The Mandatory Housing Affordability (MHA) tax is assessed on new construction in Seattle for multi-family and commercial zone development. The fee ranges between $5.00 and $32.75 per square foot for new construction.
As is often the case with government regulations, the full impact of the new MHA tax was not fully understood. Under the existing Seattle planning statute, the definition of new construction is not clearly defined, and it has created problems for homeowners wanting to remodel their homes.
Recently, The Seattle Times reported that a family wanting to re-model their 1916, Highland Park 650-square-foot home, were assessed $11,000 in fees on a remodel that was budgeted at a modest $60,000. The families plan included an attic conversion, enclosing a porch and bringing the home up to modern building code standards.

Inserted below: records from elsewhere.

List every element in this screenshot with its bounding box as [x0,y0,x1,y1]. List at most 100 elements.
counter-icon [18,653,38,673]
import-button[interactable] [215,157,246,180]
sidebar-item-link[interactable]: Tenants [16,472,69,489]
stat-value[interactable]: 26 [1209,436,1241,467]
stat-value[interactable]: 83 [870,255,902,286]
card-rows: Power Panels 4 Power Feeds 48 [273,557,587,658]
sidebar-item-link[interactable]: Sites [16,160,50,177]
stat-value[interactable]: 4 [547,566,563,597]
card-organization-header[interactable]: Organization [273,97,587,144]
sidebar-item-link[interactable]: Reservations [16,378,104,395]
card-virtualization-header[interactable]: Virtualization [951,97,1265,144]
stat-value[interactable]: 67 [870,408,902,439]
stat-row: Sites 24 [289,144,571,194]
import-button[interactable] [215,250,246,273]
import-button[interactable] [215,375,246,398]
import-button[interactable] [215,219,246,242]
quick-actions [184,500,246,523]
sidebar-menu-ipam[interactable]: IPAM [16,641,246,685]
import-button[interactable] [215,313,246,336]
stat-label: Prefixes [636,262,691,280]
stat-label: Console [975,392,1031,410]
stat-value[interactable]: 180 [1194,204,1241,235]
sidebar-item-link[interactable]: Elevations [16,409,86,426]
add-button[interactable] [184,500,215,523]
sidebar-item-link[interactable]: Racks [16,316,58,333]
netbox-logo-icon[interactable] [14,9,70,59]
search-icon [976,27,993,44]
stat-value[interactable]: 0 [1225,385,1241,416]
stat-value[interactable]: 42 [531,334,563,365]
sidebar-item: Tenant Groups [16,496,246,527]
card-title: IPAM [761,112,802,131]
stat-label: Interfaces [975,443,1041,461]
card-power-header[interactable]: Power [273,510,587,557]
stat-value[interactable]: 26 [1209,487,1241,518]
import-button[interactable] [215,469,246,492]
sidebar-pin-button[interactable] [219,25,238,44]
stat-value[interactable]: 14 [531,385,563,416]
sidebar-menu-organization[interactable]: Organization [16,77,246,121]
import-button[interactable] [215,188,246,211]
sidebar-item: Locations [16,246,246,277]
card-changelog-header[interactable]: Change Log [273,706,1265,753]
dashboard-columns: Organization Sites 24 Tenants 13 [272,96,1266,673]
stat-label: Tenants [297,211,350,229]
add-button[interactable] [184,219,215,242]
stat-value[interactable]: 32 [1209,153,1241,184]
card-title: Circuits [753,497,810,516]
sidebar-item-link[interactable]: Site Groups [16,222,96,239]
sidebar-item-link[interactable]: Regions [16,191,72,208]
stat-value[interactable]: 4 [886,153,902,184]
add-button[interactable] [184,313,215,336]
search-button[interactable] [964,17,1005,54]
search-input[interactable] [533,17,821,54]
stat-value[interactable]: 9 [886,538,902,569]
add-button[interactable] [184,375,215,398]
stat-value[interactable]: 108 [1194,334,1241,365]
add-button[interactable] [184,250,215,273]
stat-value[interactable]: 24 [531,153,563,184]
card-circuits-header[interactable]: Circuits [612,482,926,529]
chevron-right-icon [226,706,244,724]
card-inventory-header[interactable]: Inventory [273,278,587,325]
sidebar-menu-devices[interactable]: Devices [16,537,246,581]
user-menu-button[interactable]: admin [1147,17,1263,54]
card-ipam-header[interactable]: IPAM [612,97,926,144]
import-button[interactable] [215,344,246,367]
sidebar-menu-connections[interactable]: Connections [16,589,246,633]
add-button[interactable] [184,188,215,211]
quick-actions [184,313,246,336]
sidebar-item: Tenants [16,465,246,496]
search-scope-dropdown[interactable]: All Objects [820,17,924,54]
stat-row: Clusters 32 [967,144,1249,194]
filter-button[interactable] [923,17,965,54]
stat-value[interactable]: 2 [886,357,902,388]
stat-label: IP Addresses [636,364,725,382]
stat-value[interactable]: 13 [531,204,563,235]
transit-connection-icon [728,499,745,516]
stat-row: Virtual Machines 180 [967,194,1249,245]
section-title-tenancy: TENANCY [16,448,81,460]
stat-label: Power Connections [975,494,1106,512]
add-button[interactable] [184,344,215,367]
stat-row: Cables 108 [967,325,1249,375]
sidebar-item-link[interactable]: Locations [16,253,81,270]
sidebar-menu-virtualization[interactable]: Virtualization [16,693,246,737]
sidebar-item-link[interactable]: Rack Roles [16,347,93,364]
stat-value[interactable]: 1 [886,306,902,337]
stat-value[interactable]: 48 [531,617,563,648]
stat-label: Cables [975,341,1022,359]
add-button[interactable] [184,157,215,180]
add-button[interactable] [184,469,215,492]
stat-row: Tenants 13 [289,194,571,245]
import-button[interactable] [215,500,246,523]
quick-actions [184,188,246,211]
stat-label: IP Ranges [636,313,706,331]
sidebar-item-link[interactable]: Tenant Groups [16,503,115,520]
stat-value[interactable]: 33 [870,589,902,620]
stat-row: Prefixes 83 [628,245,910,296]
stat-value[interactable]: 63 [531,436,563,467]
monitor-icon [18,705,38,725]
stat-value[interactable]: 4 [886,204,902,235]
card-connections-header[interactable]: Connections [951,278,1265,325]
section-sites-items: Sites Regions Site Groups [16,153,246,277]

The home originally cost $325,000, still a significant amount of money, but certainly more affordable than a downtown Seattle equivalent.
Unfortunately for the homeowners, the City of Seattle planning department, in its interpretation of the building code, determined that the remodel qualified as new construction and assessed the new construction MHA tax on the home.
The effect of the ruling, should the homeowners go ahead with the remodel, is the resale price of the home will increase. The homeowners, if they sell in the future, will want to re-coup the cost of the remodel and the additional fees in the sale price. The affordable home just got a little more expensive and priced out of the reach of many first-time homebuyers.
Since minimizing residential displacement is a core value of the MHA, the high fee would seem in contradiction to what the MHA legislation was supposed to achieve, low cost affordable housing. MHA is just one of many regulations that the City of Seattle imposes on remodeling homes that increases the cost of all housing, not just the home that the tax is assessed against. As a home value is artificially increased due to excessive taxes and fees, the homes around it will also go up in value.
Another example the negative affect of over regulation are the excessive fees added to new construction. These fees are all passed onto the home buyer in the purchase price of the home. Many construction fees are relatively small, compared to the overall cost of the home, but every fee added increases the cost of the home.
Its death by a thousand paper cuts, or in this case taxes and fees.
If Seattle wants affordable housing, the City Council needs to permanently repeal the more onerous regulations and stop passing new ones. Additionally, any new regulations the City Council decides to pass, similar to the state legislature that is required to attach a fiscal impact analysis to all new legislation, must be properly assessed for its effect not just on the city budget, but its effect on the cost of construction of the home.
In the meantime, not wanting to wait for the Seattle City Council to reduce the fees, the homeowners in Highland Park hired an attorney at the Institute for Justice (IJ) to take up their case with the City of Seattle. With IJ's advocacy the City changed its mind on the fees and on September 2, 2020 the homeowners received their permit for the remodel.